While coverage rates for most childhood and adolescent vaccines are high, coverage estimates for human papillomavirus (HPV) vaccination remain low, with only half of U.S. adolescents receiving all recommended doses of HPV vaccine.  The annual national vaccination coverage estimate among teens for one dose of HPV vaccine has been more than 20 percentage points lower than the estimate for one dose of Tetanus, Diphtheria and acellular Pertussis (Tdap) vaccine, demonstrating that valuable opportunities are being missed to vaccinate against HPV.  We know that HPV vaccine is safe and effective in preventing cervical and other forms of cancer.  CDC is enhancing its efforts to support state and local immunization programs, and to partner with medical professional associations, cancer organizations, and other stakeholders to educate parents and clinicians on taking every opportunity to vaccinate adolescents. Collaborative efforts remain critical to promoting vaccination so that adolescents nationwide are protected against vaccine-preventable disease, including cancers caused by HPV.

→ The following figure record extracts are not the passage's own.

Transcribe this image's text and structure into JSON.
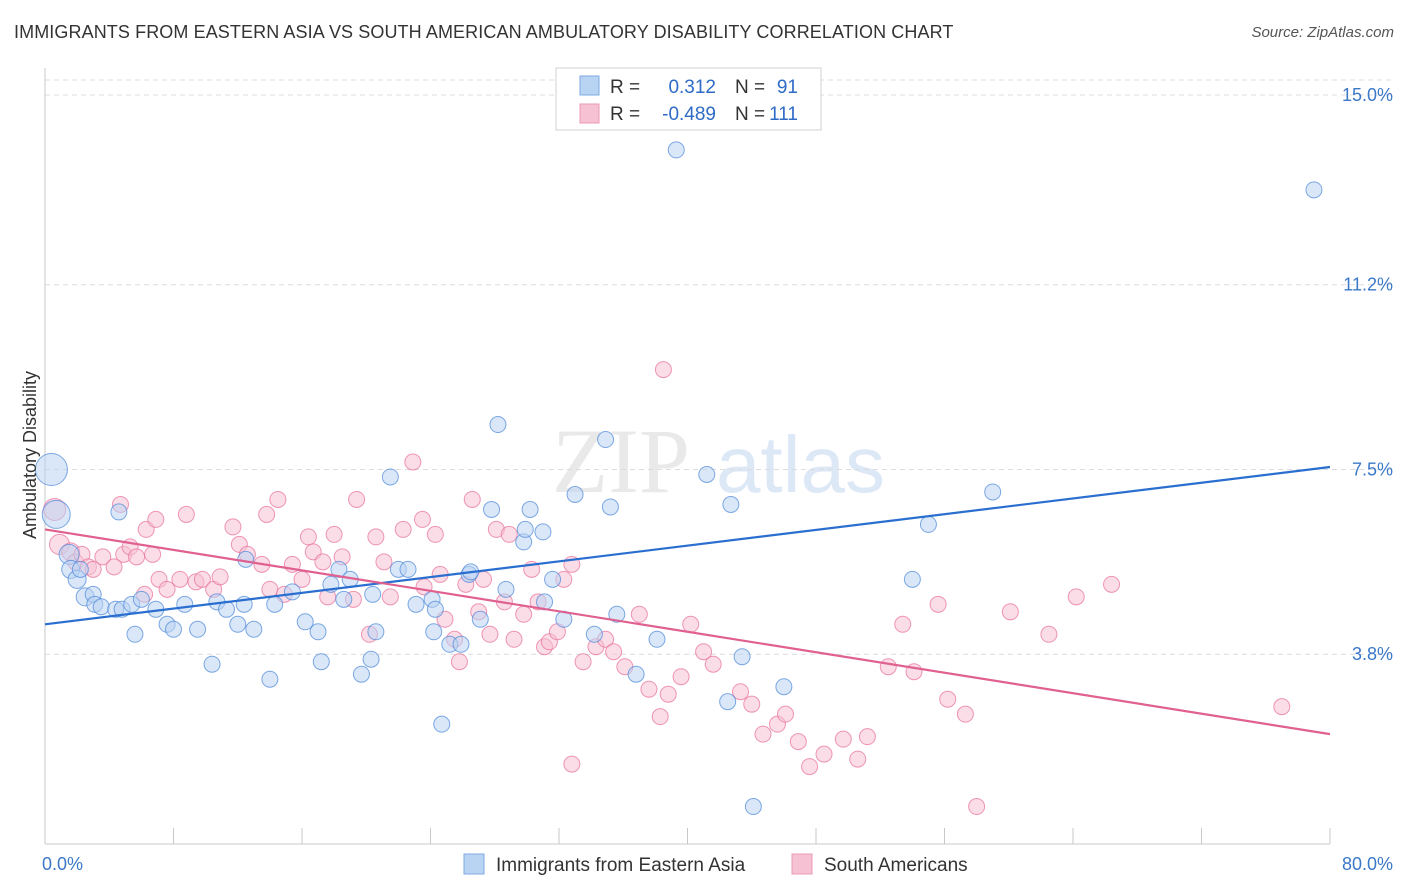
{
  "title": "IMMIGRANTS FROM EASTERN ASIA VS SOUTH AMERICAN AMBULATORY DISABILITY CORRELATION CHART",
  "source": "Source: ZipAtlas.com",
  "watermark": {
    "zip": "ZIP",
    "atlas": "atlas"
  },
  "chart_data": {
    "type": "scatter",
    "ylabel": "Ambulatory Disability",
    "xlim": [
      0,
      80
    ],
    "ylim": [
      0,
      15.3
    ],
    "x_tick_labels": {
      "min": "0.0%",
      "max": "80.0%"
    },
    "y_ticks": [
      {
        "value": 3.8,
        "label": "3.8%"
      },
      {
        "value": 7.5,
        "label": "7.5%"
      },
      {
        "value": 11.2,
        "label": "11.2%"
      },
      {
        "value": 15.0,
        "label": "15.0%"
      }
    ],
    "grid": "horizontal dashed",
    "legend_position": "top-center",
    "legend": [
      {
        "r_label": "R =",
        "r_value": "0.312",
        "n_label": "N =",
        "n_value": "91"
      },
      {
        "r_label": "R =",
        "r_value": "-0.489",
        "n_label": "N =",
        "n_value": "111"
      }
    ],
    "series": [
      {
        "name": "Immigrants from Eastern Asia",
        "color": "#4a86d8",
        "fill": "#b9d3f3",
        "trend": {
          "x": [
            0,
            80
          ],
          "y": [
            4.4,
            7.55
          ]
        },
        "points": [
          [
            0.4,
            7.5,
            16
          ],
          [
            0.7,
            6.6,
            14
          ],
          [
            1.5,
            5.8,
            10
          ],
          [
            1.6,
            5.5,
            9
          ],
          [
            2.0,
            5.3,
            9
          ],
          [
            2.2,
            5.5,
            8
          ],
          [
            2.5,
            4.95,
            9
          ],
          [
            3.0,
            5.0,
            8
          ],
          [
            3.1,
            4.8,
            8
          ],
          [
            3.5,
            4.75,
            8
          ],
          [
            4.4,
            4.7,
            8
          ],
          [
            4.6,
            6.65,
            8
          ],
          [
            4.8,
            4.7,
            8
          ],
          [
            5.4,
            4.8,
            8
          ],
          [
            5.6,
            4.2,
            8
          ],
          [
            6.0,
            4.9,
            8
          ],
          [
            6.9,
            4.7,
            8
          ],
          [
            7.6,
            4.4,
            8
          ],
          [
            8.0,
            4.3,
            8
          ],
          [
            8.7,
            4.8,
            8
          ],
          [
            9.5,
            4.3,
            8
          ],
          [
            10.4,
            3.6,
            8
          ],
          [
            10.7,
            4.85,
            8
          ],
          [
            11.3,
            4.7,
            8
          ],
          [
            12.0,
            4.4,
            8
          ],
          [
            12.5,
            5.7,
            8
          ],
          [
            12.4,
            4.8,
            8
          ],
          [
            13.0,
            4.3,
            8
          ],
          [
            14.3,
            4.8,
            8
          ],
          [
            14.0,
            3.3,
            8
          ],
          [
            15.4,
            5.05,
            8
          ],
          [
            16.2,
            4.45,
            8
          ],
          [
            17.0,
            4.25,
            8
          ],
          [
            17.2,
            3.65,
            8
          ],
          [
            17.8,
            5.2,
            8
          ],
          [
            18.3,
            5.5,
            8
          ],
          [
            18.6,
            4.9,
            8
          ],
          [
            19.0,
            5.3,
            8
          ],
          [
            19.7,
            3.4,
            8
          ],
          [
            20.3,
            3.7,
            8
          ],
          [
            20.4,
            5.0,
            8
          ],
          [
            20.6,
            4.25,
            8
          ],
          [
            21.5,
            7.35,
            8
          ],
          [
            22.0,
            5.5,
            8
          ],
          [
            22.6,
            5.5,
            8
          ],
          [
            23.1,
            4.8,
            8
          ],
          [
            24.1,
            4.9,
            8
          ],
          [
            24.2,
            4.25,
            8
          ],
          [
            24.3,
            4.7,
            8
          ],
          [
            24.7,
            2.4,
            8
          ],
          [
            25.2,
            4.0,
            8
          ],
          [
            25.9,
            4.0,
            8
          ],
          [
            26.4,
            5.4,
            8
          ],
          [
            26.5,
            5.45,
            8
          ],
          [
            27.1,
            4.5,
            8
          ],
          [
            27.8,
            6.7,
            8
          ],
          [
            28.2,
            8.4,
            8
          ],
          [
            28.7,
            5.1,
            8
          ],
          [
            29.8,
            6.05,
            8
          ],
          [
            29.9,
            6.3,
            8
          ],
          [
            30.2,
            6.7,
            8
          ],
          [
            31.0,
            6.25,
            8
          ],
          [
            31.1,
            4.85,
            8
          ],
          [
            31.6,
            5.3,
            8
          ],
          [
            32.3,
            4.5,
            8
          ],
          [
            33.0,
            7.0,
            8
          ],
          [
            34.2,
            4.2,
            8
          ],
          [
            34.9,
            8.1,
            8
          ],
          [
            35.2,
            6.75,
            8
          ],
          [
            35.6,
            4.6,
            8
          ],
          [
            36.8,
            3.4,
            8
          ],
          [
            38.1,
            4.1,
            8
          ],
          [
            39.3,
            13.9,
            8
          ],
          [
            41.2,
            7.4,
            8
          ],
          [
            42.7,
            6.8,
            8
          ],
          [
            42.5,
            2.85,
            8
          ],
          [
            43.4,
            3.75,
            8
          ],
          [
            44.1,
            0.75,
            8
          ],
          [
            46.0,
            3.15,
            8
          ],
          [
            54.0,
            5.3,
            8
          ],
          [
            55.0,
            6.4,
            8
          ],
          [
            59.0,
            7.05,
            8
          ],
          [
            79.0,
            13.1,
            8
          ]
        ]
      },
      {
        "name": "South Americans",
        "color": "#e86c98",
        "fill": "#f6c1d3",
        "trend": {
          "x": [
            0,
            80
          ],
          "y": [
            6.3,
            2.2
          ]
        },
        "points": [
          [
            0.6,
            6.7,
            11
          ],
          [
            0.9,
            6.0,
            10
          ],
          [
            1.6,
            5.85,
            9
          ],
          [
            1.9,
            5.65,
            8
          ],
          [
            2.3,
            5.8,
            8
          ],
          [
            2.7,
            5.55,
            8
          ],
          [
            3.0,
            5.5,
            8
          ],
          [
            3.6,
            5.75,
            8
          ],
          [
            4.3,
            5.55,
            8
          ],
          [
            4.7,
            6.8,
            8
          ],
          [
            4.9,
            5.8,
            8
          ],
          [
            5.3,
            5.95,
            8
          ],
          [
            5.7,
            5.75,
            8
          ],
          [
            6.3,
            6.3,
            8
          ],
          [
            6.7,
            5.8,
            8
          ],
          [
            6.2,
            5.0,
            8
          ],
          [
            6.9,
            6.5,
            8
          ],
          [
            7.1,
            5.3,
            8
          ],
          [
            7.6,
            5.1,
            8
          ],
          [
            8.4,
            5.3,
            8
          ],
          [
            8.8,
            6.6,
            8
          ],
          [
            9.4,
            5.25,
            8
          ],
          [
            9.8,
            5.3,
            8
          ],
          [
            10.5,
            5.1,
            8
          ],
          [
            10.9,
            5.35,
            8
          ],
          [
            11.7,
            6.35,
            8
          ],
          [
            12.1,
            6.0,
            8
          ],
          [
            12.6,
            5.8,
            8
          ],
          [
            13.5,
            5.6,
            8
          ],
          [
            13.8,
            6.6,
            8
          ],
          [
            14.0,
            5.1,
            8
          ],
          [
            14.5,
            6.9,
            8
          ],
          [
            14.9,
            5.0,
            8
          ],
          [
            15.4,
            5.6,
            8
          ],
          [
            16.0,
            5.3,
            8
          ],
          [
            16.4,
            6.15,
            8
          ],
          [
            16.7,
            5.85,
            8
          ],
          [
            17.3,
            5.65,
            8
          ],
          [
            17.6,
            4.95,
            8
          ],
          [
            18.0,
            6.2,
            8
          ],
          [
            18.5,
            5.75,
            8
          ],
          [
            19.2,
            4.9,
            8
          ],
          [
            19.4,
            6.9,
            8
          ],
          [
            20.2,
            4.2,
            8
          ],
          [
            20.6,
            6.15,
            8
          ],
          [
            21.1,
            5.65,
            8
          ],
          [
            21.5,
            4.95,
            8
          ],
          [
            22.3,
            6.3,
            8
          ],
          [
            22.9,
            7.65,
            8
          ],
          [
            23.5,
            6.5,
            8
          ],
          [
            23.6,
            5.15,
            8
          ],
          [
            24.3,
            6.2,
            8
          ],
          [
            24.6,
            5.4,
            8
          ],
          [
            24.9,
            4.5,
            8
          ],
          [
            25.5,
            4.1,
            8
          ],
          [
            25.8,
            3.65,
            8
          ],
          [
            26.2,
            5.2,
            8
          ],
          [
            26.6,
            6.9,
            8
          ],
          [
            27.0,
            4.65,
            8
          ],
          [
            27.3,
            5.3,
            8
          ],
          [
            27.7,
            4.2,
            8
          ],
          [
            28.1,
            6.3,
            8
          ],
          [
            28.6,
            4.85,
            8
          ],
          [
            28.9,
            6.2,
            8
          ],
          [
            29.2,
            4.1,
            8
          ],
          [
            29.8,
            4.6,
            8
          ],
          [
            30.3,
            5.5,
            8
          ],
          [
            30.7,
            4.85,
            8
          ],
          [
            31.1,
            3.95,
            8
          ],
          [
            31.4,
            4.05,
            8
          ],
          [
            31.9,
            4.25,
            8
          ],
          [
            32.3,
            5.3,
            8
          ],
          [
            32.8,
            5.6,
            8
          ],
          [
            33.5,
            3.65,
            8
          ],
          [
            34.3,
            3.95,
            8
          ],
          [
            34.9,
            4.1,
            8
          ],
          [
            35.4,
            3.85,
            8
          ],
          [
            36.1,
            3.55,
            8
          ],
          [
            37.0,
            4.6,
            8
          ],
          [
            37.6,
            3.1,
            8
          ],
          [
            38.3,
            2.55,
            8
          ],
          [
            38.8,
            3.0,
            8
          ],
          [
            39.6,
            3.35,
            8
          ],
          [
            40.2,
            4.4,
            8
          ],
          [
            41.0,
            3.85,
            8
          ],
          [
            41.6,
            3.6,
            8
          ],
          [
            43.3,
            3.05,
            8
          ],
          [
            44.0,
            2.8,
            8
          ],
          [
            44.7,
            2.2,
            8
          ],
          [
            45.6,
            2.4,
            8
          ],
          [
            46.1,
            2.6,
            8
          ],
          [
            46.9,
            2.05,
            8
          ],
          [
            47.6,
            1.55,
            8
          ],
          [
            48.5,
            1.8,
            8
          ],
          [
            49.7,
            2.1,
            8
          ],
          [
            50.6,
            1.7,
            8
          ],
          [
            51.2,
            2.15,
            8
          ],
          [
            52.5,
            3.55,
            8
          ],
          [
            53.4,
            4.4,
            8
          ],
          [
            54.1,
            3.45,
            8
          ],
          [
            55.6,
            4.8,
            8
          ],
          [
            56.2,
            2.9,
            8
          ],
          [
            57.3,
            2.6,
            8
          ],
          [
            58.0,
            0.75,
            8
          ],
          [
            60.1,
            4.65,
            8
          ],
          [
            62.5,
            4.2,
            8
          ],
          [
            64.2,
            4.95,
            8
          ],
          [
            66.4,
            5.2,
            8
          ],
          [
            77.0,
            2.75,
            8
          ],
          [
            38.5,
            9.5,
            8
          ],
          [
            32.8,
            1.6,
            8
          ]
        ]
      }
    ]
  },
  "bottom_legend": [
    {
      "label": "Immigrants from Eastern Asia"
    },
    {
      "label": "South Americans"
    }
  ]
}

Outbreaks of VPDs continue to be an ongoing challenge for the public health system.  In addition, there have also been recent outbreaks of meningitis and mumps in university settings and other tight knit communities. Today, these outbreaks are an indicator of how globally interconnected we are, with measles importations uncovering those communities opting out of immunization, and indicating those communities may be getting larger.  Ongoing surveillance is critical to detecting and responding to outbreaks quickly to prevent further spread of the disease and to understanding vaccine effectiveness and safety over time.  CDC is committed to a strong evidence base to assure that national immunization policies and programs are protecting Americans and based on the best available data, continuously reviewed and updated.

Looking Forward

The U.S. has reached high coverage levels and achieved low incidence of most VPDs.  The threat of VPDs remains, as the current increase in measles cases has shown us.  The increase in measles cases should be seen as a wake-up call.  Our public health system has risen to challenges in the past, and CDC is committed to keeping measles and other VPDs from returning and threatening the health of our communities. CDC is committed to sustaining the enormous health and societal benefits that our immunization partnership has achieved.